Application abstract

Recent genome sequencing and expression analyses have defined multiple molecular subtypes of bladder cancer. Available cell lines that are currently used for functional studies of specific genes and for preclinical drug development have limited representation of these subtypes.

Several groups and commercial providers are developing panels of patient-derived xenograft (PDX) models, which provide more faithful representation of human bladder tumours than cell line models. However these use many animals, are costly, time-consuming and not suitable for high throughput or rapid assessment of drug sensitivity for individual patients. The urgent need for new therapies for bladder cancer combined with increased molecular understanding has led to a rapid increase in animal use despite the limitations of these models. Of a total of 297 publications on bladder cancer that have used cell line or PDX models, 112 were published since 2014.

Our aim is to develop a bank of tumour-derived organoids that can replace these models and ultimately provide faithful representation of all molecular subtypes of bladder cancers, including rare variants. In parallel, we will develop microfluidics-based platforms that can assay drug sensitivity at high throughput using these models. We will use existing PDX-derived tissues with known drug sensitivities to validate this approach. 

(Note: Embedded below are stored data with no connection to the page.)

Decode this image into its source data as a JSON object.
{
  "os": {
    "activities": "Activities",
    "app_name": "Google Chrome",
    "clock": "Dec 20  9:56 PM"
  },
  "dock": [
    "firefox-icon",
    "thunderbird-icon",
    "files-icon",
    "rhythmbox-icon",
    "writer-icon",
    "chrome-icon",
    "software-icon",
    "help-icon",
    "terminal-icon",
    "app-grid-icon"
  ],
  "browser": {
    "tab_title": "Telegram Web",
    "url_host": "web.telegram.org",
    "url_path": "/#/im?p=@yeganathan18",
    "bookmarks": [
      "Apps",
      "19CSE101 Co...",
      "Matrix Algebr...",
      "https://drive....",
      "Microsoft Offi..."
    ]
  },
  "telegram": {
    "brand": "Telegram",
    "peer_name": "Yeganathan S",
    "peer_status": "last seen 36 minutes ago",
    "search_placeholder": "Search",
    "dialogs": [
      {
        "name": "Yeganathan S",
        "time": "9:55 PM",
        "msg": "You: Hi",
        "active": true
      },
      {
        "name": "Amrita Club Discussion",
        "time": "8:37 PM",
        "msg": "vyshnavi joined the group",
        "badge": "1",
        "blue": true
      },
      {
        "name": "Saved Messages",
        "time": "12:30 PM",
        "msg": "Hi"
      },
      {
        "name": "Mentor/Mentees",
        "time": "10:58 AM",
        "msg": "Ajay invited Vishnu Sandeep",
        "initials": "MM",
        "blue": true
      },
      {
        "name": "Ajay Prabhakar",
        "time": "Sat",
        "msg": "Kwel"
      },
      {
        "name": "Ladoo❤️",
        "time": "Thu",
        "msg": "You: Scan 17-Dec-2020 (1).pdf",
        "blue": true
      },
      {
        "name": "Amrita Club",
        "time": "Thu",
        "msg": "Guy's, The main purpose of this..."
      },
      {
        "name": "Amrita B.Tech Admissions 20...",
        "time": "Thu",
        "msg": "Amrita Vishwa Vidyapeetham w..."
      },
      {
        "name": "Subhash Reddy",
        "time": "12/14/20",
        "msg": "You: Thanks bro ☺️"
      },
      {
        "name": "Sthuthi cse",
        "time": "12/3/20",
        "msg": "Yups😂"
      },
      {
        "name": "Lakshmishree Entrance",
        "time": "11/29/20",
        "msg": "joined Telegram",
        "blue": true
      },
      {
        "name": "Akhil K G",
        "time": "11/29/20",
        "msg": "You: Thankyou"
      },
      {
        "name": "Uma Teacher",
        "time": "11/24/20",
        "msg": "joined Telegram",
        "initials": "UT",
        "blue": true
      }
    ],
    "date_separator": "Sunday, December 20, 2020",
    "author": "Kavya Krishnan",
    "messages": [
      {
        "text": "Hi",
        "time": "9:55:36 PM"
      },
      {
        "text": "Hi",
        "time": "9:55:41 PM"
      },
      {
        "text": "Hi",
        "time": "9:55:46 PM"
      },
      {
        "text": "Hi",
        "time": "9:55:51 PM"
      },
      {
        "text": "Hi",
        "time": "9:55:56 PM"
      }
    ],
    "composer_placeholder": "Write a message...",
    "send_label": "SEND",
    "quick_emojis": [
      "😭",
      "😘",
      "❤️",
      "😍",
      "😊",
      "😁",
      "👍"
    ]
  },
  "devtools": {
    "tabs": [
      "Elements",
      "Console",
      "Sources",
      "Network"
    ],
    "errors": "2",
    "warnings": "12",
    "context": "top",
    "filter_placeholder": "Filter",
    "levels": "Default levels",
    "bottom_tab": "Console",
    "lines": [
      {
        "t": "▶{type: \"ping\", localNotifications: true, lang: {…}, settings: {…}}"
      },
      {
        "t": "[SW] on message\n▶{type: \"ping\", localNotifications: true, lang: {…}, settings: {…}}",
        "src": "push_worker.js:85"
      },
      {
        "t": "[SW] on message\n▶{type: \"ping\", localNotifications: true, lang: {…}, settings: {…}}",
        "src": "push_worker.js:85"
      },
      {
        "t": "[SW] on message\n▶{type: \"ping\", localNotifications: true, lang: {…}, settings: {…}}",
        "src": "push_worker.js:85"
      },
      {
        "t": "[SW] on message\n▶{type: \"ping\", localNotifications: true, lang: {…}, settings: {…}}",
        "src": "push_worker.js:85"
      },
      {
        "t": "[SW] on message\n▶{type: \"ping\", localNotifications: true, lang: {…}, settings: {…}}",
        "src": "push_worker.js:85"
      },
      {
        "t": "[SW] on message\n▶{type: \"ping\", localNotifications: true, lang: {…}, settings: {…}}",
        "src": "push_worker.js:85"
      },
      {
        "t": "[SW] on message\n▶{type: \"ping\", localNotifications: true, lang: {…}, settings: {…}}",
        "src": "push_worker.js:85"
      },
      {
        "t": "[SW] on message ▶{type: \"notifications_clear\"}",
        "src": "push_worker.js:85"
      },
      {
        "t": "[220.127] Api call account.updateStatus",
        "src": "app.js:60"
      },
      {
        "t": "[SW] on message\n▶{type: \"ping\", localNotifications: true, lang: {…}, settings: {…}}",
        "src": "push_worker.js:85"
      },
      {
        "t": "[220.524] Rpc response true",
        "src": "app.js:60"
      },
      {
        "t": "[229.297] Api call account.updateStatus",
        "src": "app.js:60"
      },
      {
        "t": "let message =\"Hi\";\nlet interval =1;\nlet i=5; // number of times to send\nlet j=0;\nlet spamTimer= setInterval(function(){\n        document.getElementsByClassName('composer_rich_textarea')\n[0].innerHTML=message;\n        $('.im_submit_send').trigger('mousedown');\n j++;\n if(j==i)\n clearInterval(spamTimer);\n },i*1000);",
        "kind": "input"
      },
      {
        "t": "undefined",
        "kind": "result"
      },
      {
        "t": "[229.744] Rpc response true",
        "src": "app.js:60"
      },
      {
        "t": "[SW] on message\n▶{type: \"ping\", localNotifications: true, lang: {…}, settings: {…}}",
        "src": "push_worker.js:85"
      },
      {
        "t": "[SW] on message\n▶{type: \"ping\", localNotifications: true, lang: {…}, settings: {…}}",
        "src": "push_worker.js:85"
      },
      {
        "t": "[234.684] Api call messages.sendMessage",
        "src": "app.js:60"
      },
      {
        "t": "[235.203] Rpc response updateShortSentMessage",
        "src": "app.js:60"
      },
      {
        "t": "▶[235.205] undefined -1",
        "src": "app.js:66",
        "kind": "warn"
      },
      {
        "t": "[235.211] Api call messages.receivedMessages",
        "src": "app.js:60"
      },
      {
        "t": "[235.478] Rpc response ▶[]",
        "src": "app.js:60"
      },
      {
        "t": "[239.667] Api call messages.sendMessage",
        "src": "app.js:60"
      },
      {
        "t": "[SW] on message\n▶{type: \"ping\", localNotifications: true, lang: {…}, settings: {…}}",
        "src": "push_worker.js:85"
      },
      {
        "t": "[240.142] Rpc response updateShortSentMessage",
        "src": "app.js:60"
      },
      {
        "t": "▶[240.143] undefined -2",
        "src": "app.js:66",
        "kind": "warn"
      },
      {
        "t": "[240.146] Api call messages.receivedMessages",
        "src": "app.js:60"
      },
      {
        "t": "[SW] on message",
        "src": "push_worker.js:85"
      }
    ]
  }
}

These models will be suitable to replace animal use for an estimated 75% of animal studies on bladder cancer that are aimed at understanding specific gene function or development and testing of drugs, particularly in the pharmaceutical industry. Such models have low cost, are highly scalable and provide rapid read-outs. We also hypothesise that single cells or organoids derived directly from clinical samples will allow immediate personalised assessment of drug sensitivity.